3. Com este balizamento, é ocasião de volver a atenção para o caso dos autos, atenta a matéria de facto demonstrada.
Não se põe minimamente em causa que a actuação do autor, ao se deslocar de bicicleta a pedais numa parte do percurso cuja circulação a veículos (com ou sem motor) e peões estava interdita no momento, pois que aí operava maquinaria empilhadora (e interdição essa devidamente assinalada e com barreiras de protecção amovíveis), revela, de forma inequívoca, uma falta de consideração pelo perigo que, objectivamente, se abria para a integridade física de quem circulasse nessa parte do percurso, pelo que a vontade do recorrido em percorrer aquela parte da via consubstancia um desprezo pelo risco de sofrer um acidente, já que era perfeitamente previsível, em abstracto, essa ocorrência.
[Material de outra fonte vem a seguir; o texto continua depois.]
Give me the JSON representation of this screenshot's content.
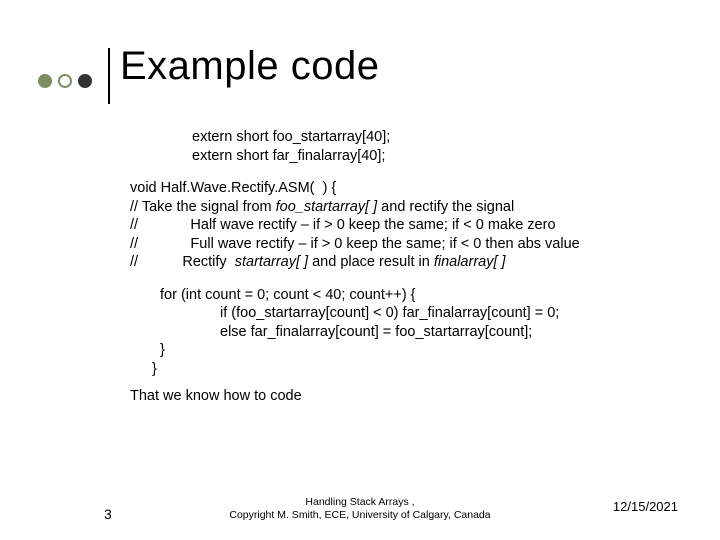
{
  "title": "Example code",
  "decl": {
    "l1": "extern short foo_startarray[40];",
    "l2": "extern short far_finalarray[40];"
  },
  "sig": "void Half.Wave.Rectify.ASM(  ) {",
  "cmt": {
    "c1a": "// Take the signal from ",
    "c1b": "foo_startarray[ ]",
    "c1c": " and rectify the signal",
    "c2": "//             Half wave rectify – if > 0 keep the same; if < 0 make zero",
    "c3": "//             Full wave rectify – if > 0 keep the same; if < 0 then abs value",
    "c4a": "//           Rectify  ",
    "c4b": "startarray[ ]",
    "c4c": " and place result in ",
    "c4d": "finalarray[ ]"
  },
  "loop": {
    "l1": "for (int count = 0; count < 40; count++) {",
    "l2": "if (foo_startarray[count] < 0) far_finalarray[count] = 0;",
    "l3": "else far_finalarray[count] = foo_startarray[count];",
    "l4": "}",
    "l5": "}"
  },
  "closing": "That we know how to code",
  "footer": {
    "num": "3",
    "center_l1": "Handling Stack Arrays                 ,",
    "center_l2": "Copyright M. Smith, ECE, University of Calgary, Canada",
    "date": "12/15/2021"
  }
}
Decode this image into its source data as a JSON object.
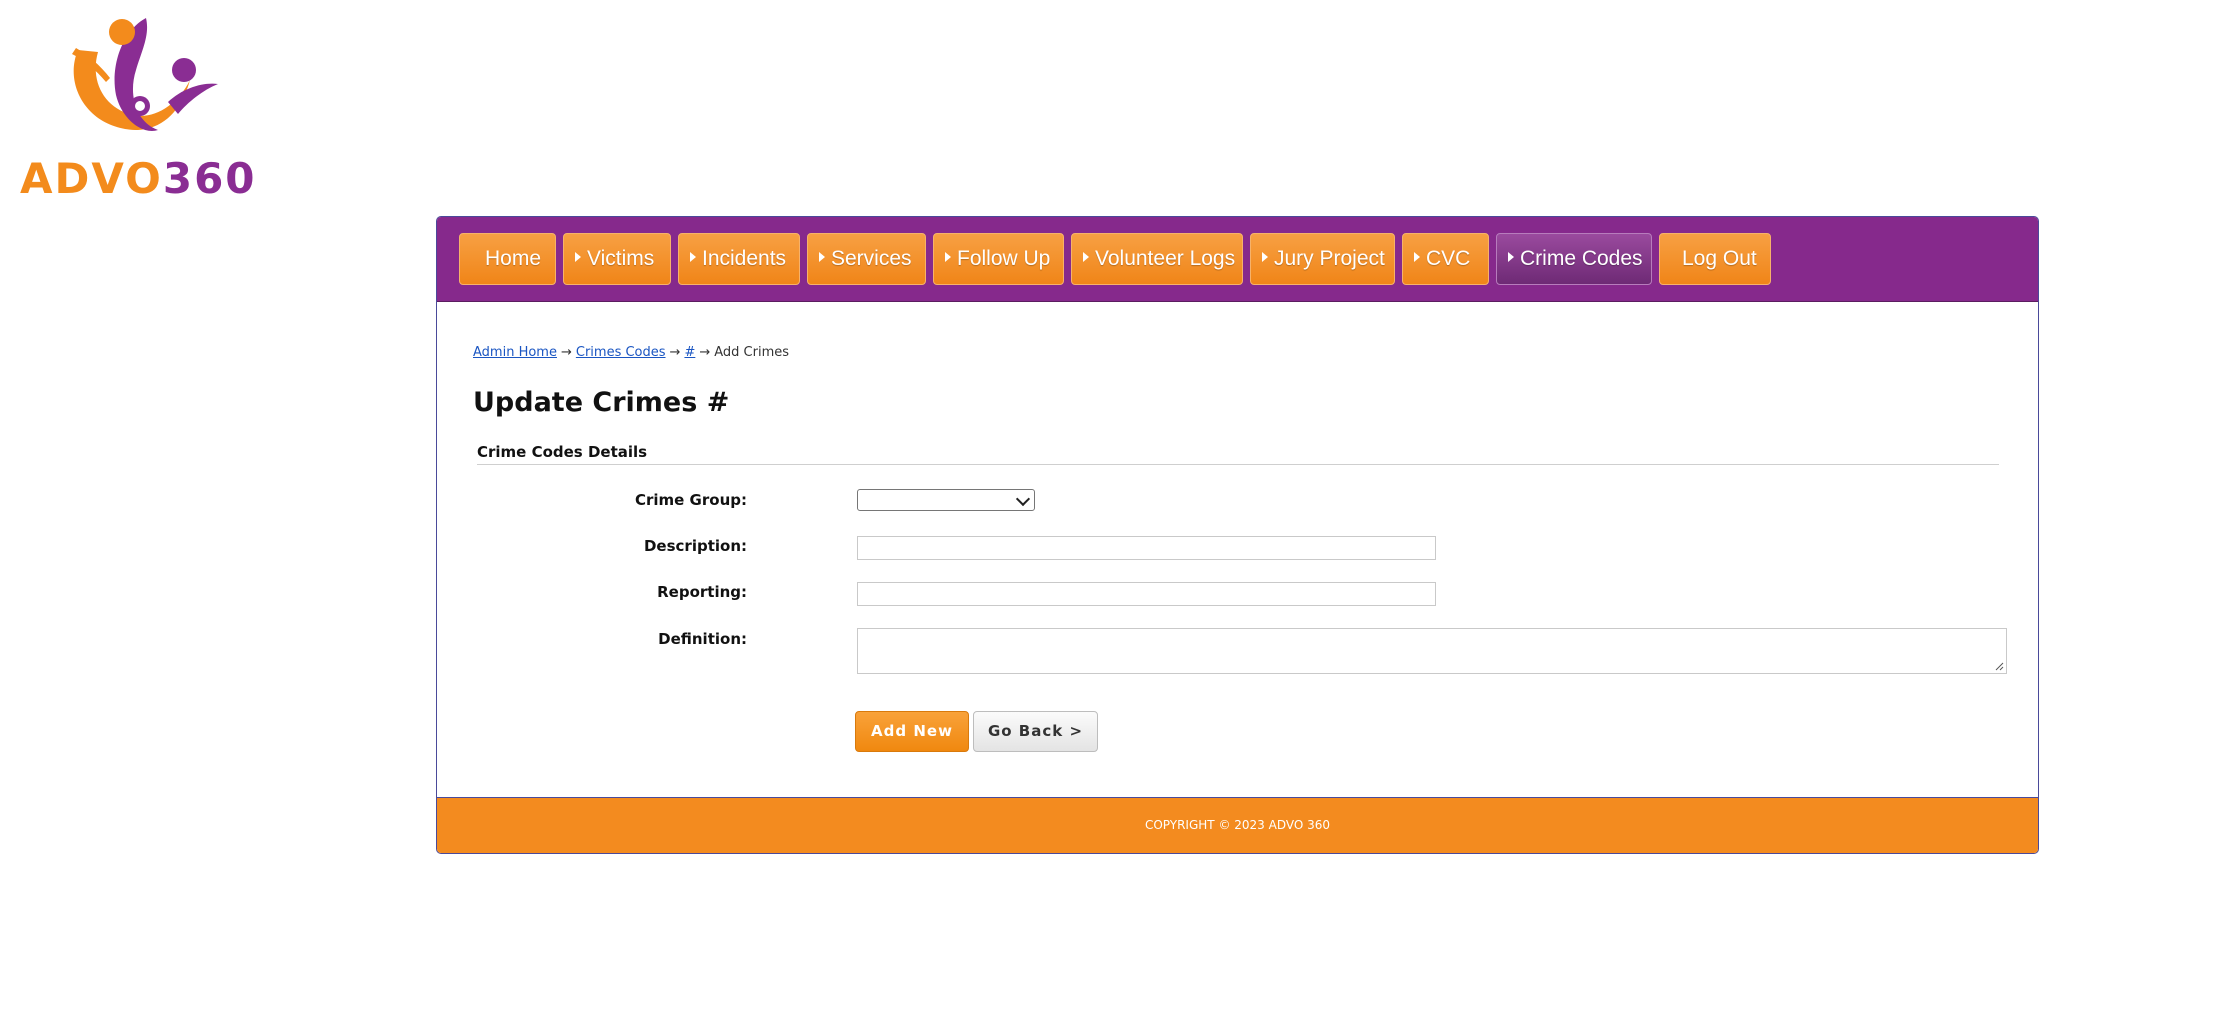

Daí que o comportamento negligente do autor não possa ser minimamente arredado.
A questão que se coloca, porém, é a de saber se esse comportamento foi temerário e acentuado, por sorte a que se atinja a conclusão de que um homem de bastante diligência e bonus pater familiae, colocado na mesma situação do recorrido, a quem foi dito para ir de urgência buscar as chaves do elevador (tendo-lhe sido referido por um Director da empresa à qual prestava serviço, em exclusivo, como trabalhador independente, para ir «ir num pé e voltar noutro») e sendo que, se tivesse de utilizar um outro percurso, este se apresentava com cerca do dobro da distância em linha recta, não actuaria de idêntico jeito.
Não se pode escamotear que se encontra provado que o autor desejou mostrar presteza e eficácia na rápida satisfação do pedido das chaves e que, tinha já, na ida, utilizado o percurso que voltara a utilizar na vinda.
A temeridade comportamental do recorrido, num tal circunstancialismo, não conduz, porém a que se considere que um homem de diligência acentuada e bom pai de família, que desejava, com presteza, satisfazer o solicitado, de todo em todo, não adoptaria similar actuação, por isso que esta era absolutamente inútil, desnecessária e injustificada em face do desiderato de bem servir.
Não existem, por conseguinte, elementos firmes de facto dos quais se possa extrair que a falta de cuidado e diligência do recorrido deva ser qualificada como grosseira, o que consequência a não descaracterização do acidente em causa.
III
Perante o que se deixa exposto, nega-se a revista.